“El simposio” es uno de los diálogos platónicos más visitado por los escasos espíritus filosóficos de nuestros días. Es un texto bello, inagotable y que versa sobre el amor; preciado bien jamás ausente, pero sí oculto para los profanos (también la filosofía es ajena para los espíritus vulgares). En “El simposio” intervienen apenas una quinteta de personajes ilustres de la Grecia antigua que se reúnen para enaltecer las palabras del Eclesiastés: todo es vanidad, excepto comer y beber con los que se aman.
Uno de los invitados al banquete es Sócrates, a quien el anfitrión de la casa manda a buscar, pues la hora del encuentro ya ha ocurrido sin que el filósofo se presente. Presuroso, un esclavo sale al reino de los ignorantes y encuentra al invitado de honor afuera de la casa vecina. El lacayo le habla al sabio, pero éste no lo escucha, sólo permanece de pie, frente a la puerta. El siervo regresa ante su amo explicándole que el maestro lo ha ignorado y se ha quedado en la casa del vecino; el anfitrión no tiene más remedio que esperar a que su invitado acuda al simposio cuando sea tiempo de acudir al simposio.
Si bien la escena anterior pasa desapercibida para la mayoría de los lectores noveles, lo cierto es que es fundamental para entender el método por el cual Sócrates asimila y comprende al mundo. Cuando el filósofo está parado frente a la casa contigua no es porque haya errado en su andar, sino porque ha experimentado una disociación en la cual su cuerpo marcha automáticamente por un camino, mientras que su mente lo hace por otro más interior y elevado. Cuando Sócrates está absorto frente a la puerta no está viendo a la puerta con sus ojos de carne, sino observando al mundo con sus ojos inmateriales. Como un Cristo en el desierto, como un Siddhartha bajo el árbol, Sócrates, inmóvil, únicamente contempla.
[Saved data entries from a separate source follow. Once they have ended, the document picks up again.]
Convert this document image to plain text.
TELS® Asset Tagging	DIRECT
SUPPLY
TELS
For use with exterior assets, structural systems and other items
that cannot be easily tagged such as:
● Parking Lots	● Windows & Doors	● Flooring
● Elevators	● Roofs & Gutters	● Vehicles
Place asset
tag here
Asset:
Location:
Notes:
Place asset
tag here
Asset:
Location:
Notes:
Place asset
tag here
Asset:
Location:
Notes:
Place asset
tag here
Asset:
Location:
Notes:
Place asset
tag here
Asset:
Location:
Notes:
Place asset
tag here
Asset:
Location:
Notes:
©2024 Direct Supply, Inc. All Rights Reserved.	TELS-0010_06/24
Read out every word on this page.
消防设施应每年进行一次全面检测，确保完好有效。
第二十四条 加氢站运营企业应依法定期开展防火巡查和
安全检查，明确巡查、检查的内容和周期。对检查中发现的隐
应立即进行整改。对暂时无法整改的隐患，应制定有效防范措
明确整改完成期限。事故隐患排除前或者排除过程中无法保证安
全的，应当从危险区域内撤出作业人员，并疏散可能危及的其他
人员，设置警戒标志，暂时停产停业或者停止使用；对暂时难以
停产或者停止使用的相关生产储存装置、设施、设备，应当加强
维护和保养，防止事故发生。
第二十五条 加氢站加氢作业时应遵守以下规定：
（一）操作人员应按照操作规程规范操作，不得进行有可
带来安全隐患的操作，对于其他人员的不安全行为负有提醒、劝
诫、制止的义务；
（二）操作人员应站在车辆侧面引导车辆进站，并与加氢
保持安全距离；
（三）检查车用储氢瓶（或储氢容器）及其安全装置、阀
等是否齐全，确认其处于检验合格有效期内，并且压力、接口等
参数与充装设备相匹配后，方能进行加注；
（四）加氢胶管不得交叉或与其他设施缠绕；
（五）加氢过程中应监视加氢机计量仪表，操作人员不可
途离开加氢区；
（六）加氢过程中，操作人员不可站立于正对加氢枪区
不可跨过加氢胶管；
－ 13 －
Contemplar es la vía por la cual Sócrates recibe el conocimiento, el cual es necesario transmutar en ignorancia para llegar a la sabiduría. Otro pasaje del Sócrates contemplativo describe que una tarde éste llegó caminando automáticamente frente a un arroyo de agua ante el cual se detuvo clavando sus ojos en el cielo, y allí permaneció hasta el mediodía siguiente; el culto a los astros, a la luna y al sol era la silenciosa plegaria en la que el filósofo reconocía su insignificancia ante la gran obra que representa la naturaleza, manifestación sagrada que lo único que exige de sus criaturas es la observancia inmóvil.
Algunas preguntas surgen de los pasajes anteriores: ¿cuando Sócrates está de pie, frente a la puerta, qué miran sus ojos de carne y qué, los de espíritu? ¿Es la puerta cerrada del vecino una analogía de la puerta del conocimiento que todo iniciado busca abrir? ¿En dónde estaba el simposio, con el anfitrión o en los dones que la naturaleza ofrecía en ese momento? ¿Qué es lo que Sócrates percibía en la contemplación del cielo: el paso inexorable de los días o la lejana música de las esferas de la que Pitágoras alguna vez dio cuenta? Permanecer inmóviles y contemplar es la máxima virtud del espíritu cultivado.